Его утверждение прекрасно, но оно ясно показывает, что он не переживал этого сам. Это его понимание — конечно, гораздо более глубокое, чем у любого другого западного знатока дзен. Если бы это действительно было прямым опытом для него, таким путем, как он говорил, он не заботился бы ни о чьем разрешении, он не заботился бы о христианстве. Он бы вышел из этой паствы — которая была просто рабством и ничем больше.
Поскольку он так и не вышел из церкви, что показывает то, что он висел посредине — он все еще не был уверен. Он не испытал вкус истины. Он только слышал о ней, читал о ней и чувствовал, что, по-видимому, есть другой подход, всецело отличный от подхода христианства. Но христианство по-прежнему держало его мертвой хваткой.

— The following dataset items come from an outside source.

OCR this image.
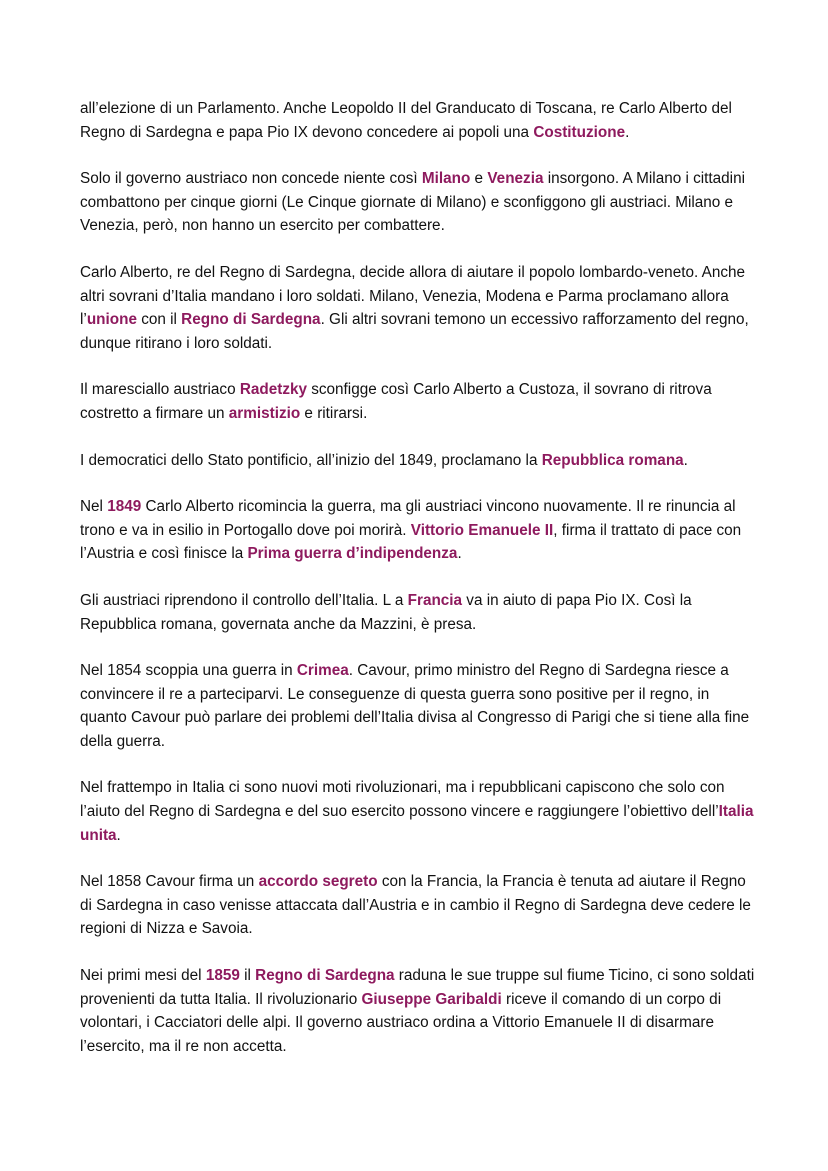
all’elezione di un Parlamento. Anche Leopoldo II del Granducato di Toscana, re Carlo Alberto del Regno di Sardegna e papa Pio IX devono concedere ai popoli una Costituzione.

Solo il governo austriaco non concede niente così Milano e Venezia insorgono. A Milano i cittadini combattono per cinque giorni (Le Cinque giornate di Milano) e sconfiggono gli austriaci. Milano e Venezia, però, non hanno un esercito per combattere.

Carlo Alberto, re del Regno di Sardegna, decide allora di aiutare il popolo lombardo-veneto. Anche altri sovrani d’Italia mandano i loro soldati. Milano, Venezia, Modena e Parma proclamano allora l’unione con il Regno di Sardegna. Gli altri sovrani temono un eccessivo rafforzamento del regno, dunque ritirano i loro soldati.

Il maresciallo austriaco Radetzky sconfigge così Carlo Alberto a Custoza, il sovrano di ritrova costretto a firmare un armistizio e ritirarsi.

I democratici dello Stato pontificio, all’inizio del 1849, proclamano la Repubblica romana.

Nel 1849 Carlo Alberto ricomincia la guerra, ma gli austriaci vincono nuovamente. Il re rinuncia al trono e va in esilio in Portogallo dove poi morirà. Vittorio Emanuele II, firma il trattato di pace con l’Austria e così finisce la Prima guerra d’indipendenza.

Gli austriaci riprendono il controllo dell’Italia. L a Francia va in aiuto di papa Pio IX. Così la Repubblica romana, governata anche da Mazzini, è presa.

Nel 1854 scoppia una guerra in Crimea. Cavour, primo ministro del Regno di Sardegna riesce a convincere il re a parteciparvi. Le conseguenze di questa guerra sono positive per il regno, in quanto Cavour può parlare dei problemi dell’Italia divisa al Congresso di Parigi che si tiene alla fine della guerra.

Nel frattempo in Italia ci sono nuovi moti rivoluzionari, ma i repubblicani capiscono che solo con l’aiuto del Regno di Sardegna e del suo esercito possono vincere e raggiungere l’obiettivo dell’Italia unita.

Nel 1858 Cavour firma un accordo segreto con la Francia, la Francia è tenuta ad aiutare il Regno di Sardegna in caso venisse attaccata dall’Austria e in cambio il Regno di Sardegna deve cedere le regioni di Nizza e Savoia.

Nei primi mesi del 1859 il Regno di Sardegna raduna le sue truppe sul fiume Ticino, ci sono soldati provenienti da tutta Italia. Il rivoluzionario Giuseppe Garibaldi riceve il comando di un corpo di volontari, i Cacciatori delle alpi. Il governo austriaco ordina a Vittorio Emanuele II di disarmare l’esercito, ma il re non accetta.
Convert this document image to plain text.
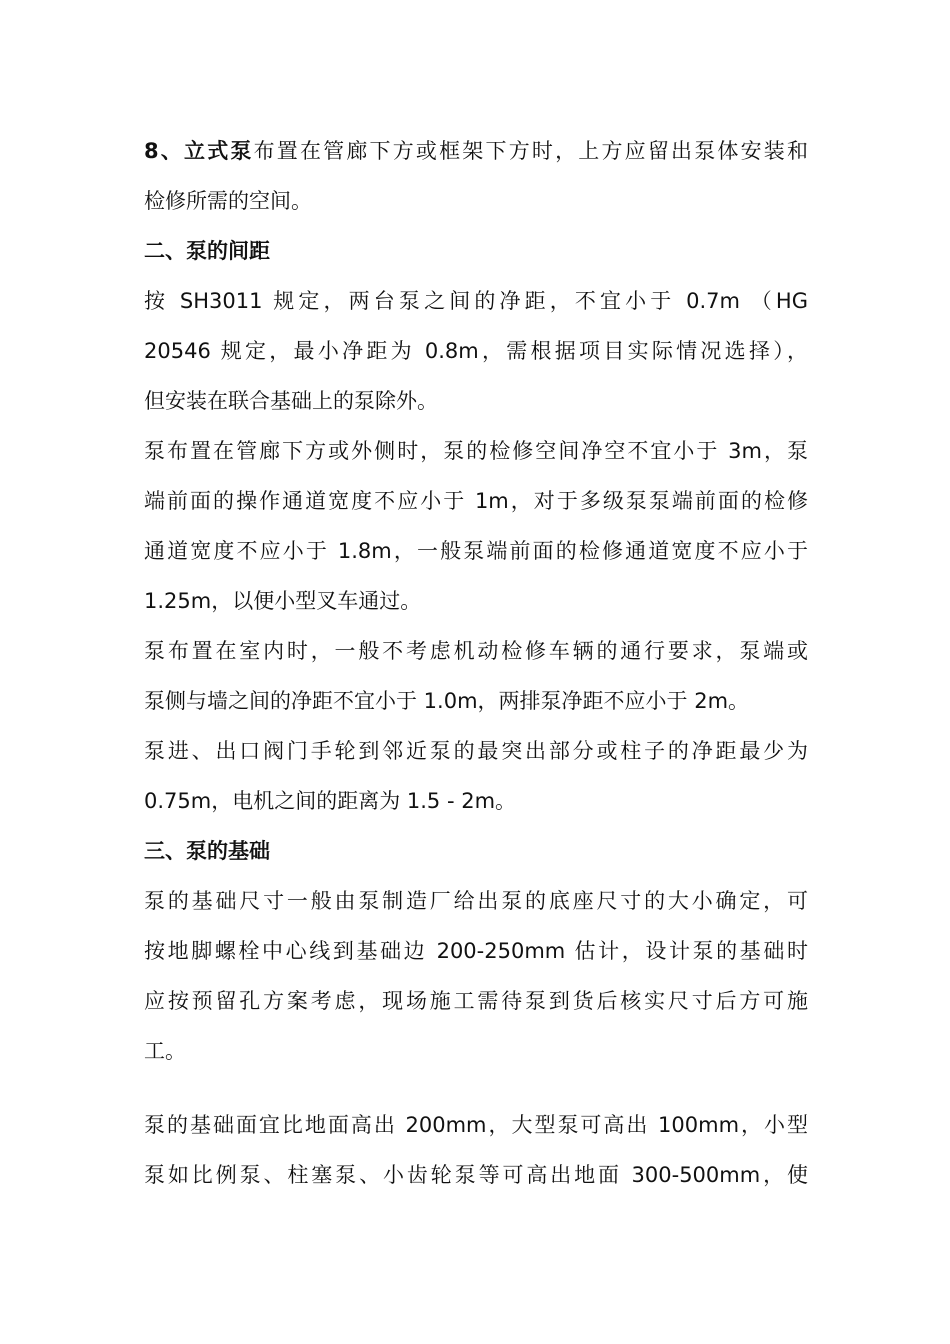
8、立式泵布置在管廊下方或框架下方时，上方应留出泵体安装和
检修所需的空间。
二、泵的间距
按 SH3011 规定，两台泵之间的净距，不宜小于 0.7m （HG
20546 规定，最小净距为 0.8m，需根据项目实际情况选择），
但安装在联合基础上的泵除外。
泵布置在管廊下方或外侧时，泵的检修空间净空不宜小于 3m，泵
端前面的操作通道宽度不应小于 1m，对于多级泵泵端前面的检修
通道宽度不应小于 1.8m，一般泵端前面的检修通道宽度不应小于
1.25m，以便小型叉车通过。
泵布置在室内时，一般不考虑机动检修车辆的通行要求，泵端或
泵侧与墙之间的净距不宜小于 1.0m，两排泵净距不应小于 2m。
泵进、出口阀门手轮到邻近泵的最突出部分或柱子的净距最少为
0.75m，电机之间的距离为 1.5 - 2m。
三、泵的基础
泵的基础尺寸一般由泵制造厂给出泵的底座尺寸的大小确定，可
按地脚螺栓中心线到基础边 200-250mm 估计，设计泵的基础时
应按预留孔方案考虑，现场施工需待泵到货后核实尺寸后方可施
工。
泵的基础面宜比地面高出 200mm，大型泵可高出 100mm，小型
泵如比例泵、柱塞泵、小齿轮泵等可高出地面 300-500mm，使
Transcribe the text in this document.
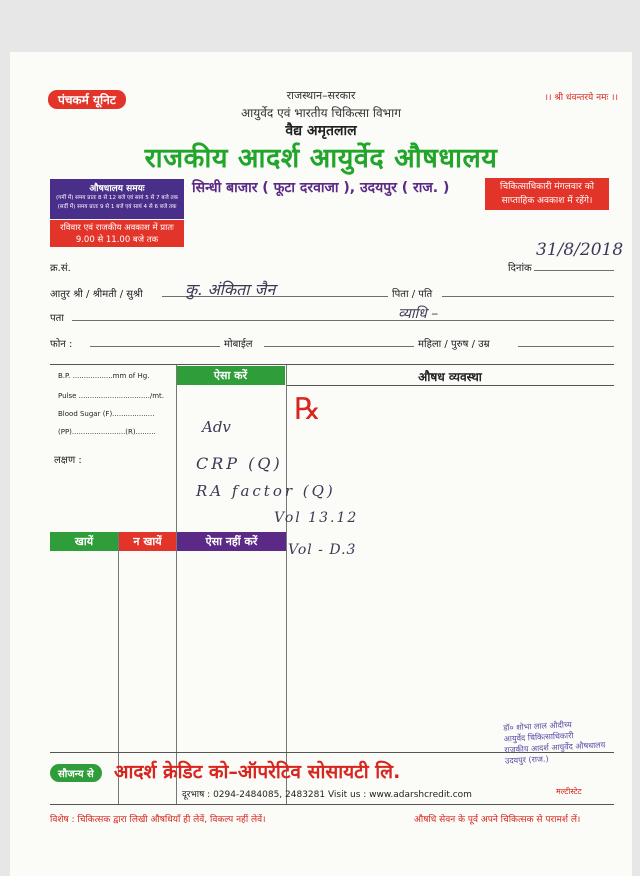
पंचकर्म यूनिट	।। श्री धंवन्तरये नमः ।।
राजस्थान–सरकार
आयुर्वेद एवं भारतीय चिकित्सा विभाग
वैद्य अमृतलाल
राजकीय आदर्श आयुर्वेद औषधालय
औषधालय समयः
(गर्मी में) समय प्रातः 8 से 12 बजे एवं सायं 5 से 7 बजे तक
(सर्दी में) समय प्रातः 9 से 1 बजे एवं सायं 4 से 6 बजे तक
रविवार एवं राजकीय अवकाश में प्रातः 9.00 से 11.00 बजे तक
सिन्धी बाजार ( फूटा दरवाजा ), उदयपुर ( राज. )	चिकित्साधिकारी मंगलवार को साप्ताहिक अवकाश में रहेंगे।
क्र.सं.	दिनांक
31/8/2018
आतुर श्री / श्रीमती / सुश्री	कु. अंकिता जैन	पिता / पति
पता	व्याधि –
फोन :	मोबाईल	महिला / पुरुष / उम्र
ऐसा करें	औषध व्यवस्था
B.P. ..................mm of Hg.
Pulse ................................/mt.
Blood Sugar (F)...................
(PP)........................(R).........
लक्षण :
Adv ℞
CRP (Q)
RA factor (Q)
Vol 13.12
Vol - D.3
खायें	न खायें	ऐसा नहीं करें
डॉ० शोभा लाल औदीच्य
आयुर्वेद चिकित्साधिकारी
राजकीय आदर्श आयुर्वेद औषधालय
उदयपुर (राज.)
सौजन्य से	आदर्श क्रेडिट को–ऑपरेटिव सोसायटी लि.
दूरभाष : 0294-2484085, 2483281 Visit us : www.adarshcredit.com	मल्टीस्टेट
विशेष : चिकित्सक द्वारा लिखी औषधियाँ ही लेवें, विकल्प नहीं लेवें।	औषधि सेवन के पूर्व अपने चिकित्सक से परामर्श लें।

Он не смог быть бунтарем — и именно в этом он оказался несостоятельным, совершенно несостоятельным.
Человек дзен в своей основе мятежен. Томас Мертон не был мятежным, он был очень покорной личностью. Покорность — это еще одно название для рабства, прекрасное название, которое не задевает вас, но это духовное рабство. То, что он, получив шестикратно отказ на свою просьбу, все же оставался в церкви ясно показывает, что духовно он был рабом. Хотя он и демонстрировал глубокую заинтересованность в дзен, эта заинтересованность была, самое большее, чуть глубже ума, но недостаточно глубока, чтобы достичь сущности. Он остался висящим посредине. Быть может теперь, в своей новой жизни, он окажется здесь или в Японии — самое вероятное, он здесь, среди вас — потому что таким было его последнее желание перед смертью.
Как только конференция окончилась, и он отправился спать, тут же он был отравлен. Когда он умирал, размышляя о дзен, его последним желанием, очевидно, было поехать в Японию, быть с мастером. Он прожил под властью христианства всю свою жизнь; но это не принесло ему свершения, не сделало его просветленным. Это было лишь утешением.
Только глупцов можно обмануть утешениями, ложью и выдумками. Человек столь сильной восприимчивости, какой обладал Томас Мертон, не мог быть одурачен. Но долгая постоянная покорность превратилась в духовное рабство. Он пытался выскользнуть из Бангкока — ведь там не было нужды спрашивать аббата монастыря, не было нужды спрашивать Папу. Он мог просто уехать из Бангкока.
Но эти так называемые религии убийственны. Они, очевидно, были наготове. Он стал проявлять интерес к Японии и не возвратился в свой монастырь прямо из Бангкока, как только конференция закончилась… убийцы были тут как тут. И когда он заметил в своей последней речи на конференции, что чрезвычайно заинтересован в дзен и хотел бы съездить отсюда в Японию, это заявление стало его смертью.
Так что это касается не только Аятоллы Хомейни. Здесь убивали и убивали, столетие за столетием, тех людей, которые хотели выйти из рабства, искать и исследовать истину по-своему; которые хотели избавиться от всех систем, которые хотели получить прямой опыт жизни.
Слова Томаса Мертона прекрасны, но это пустые слова, потому что за ними нет поддержки опыта. Я прочту эти слова снова.
«Дзен не есть систематическое объяснение жизни», — но так может очень легко сказать любой человек, читающий книги о дзен. Это не систематическое объяснение жизни;
фактически, это вообще не объяснение. В этом разница. Он отрицает. «Дзен не есть систематизированное объяснение жизни».
Я говорю вам, дзен это вообще не объяснение жизни или существования. Это опыт, не объяснение. Это не идеология.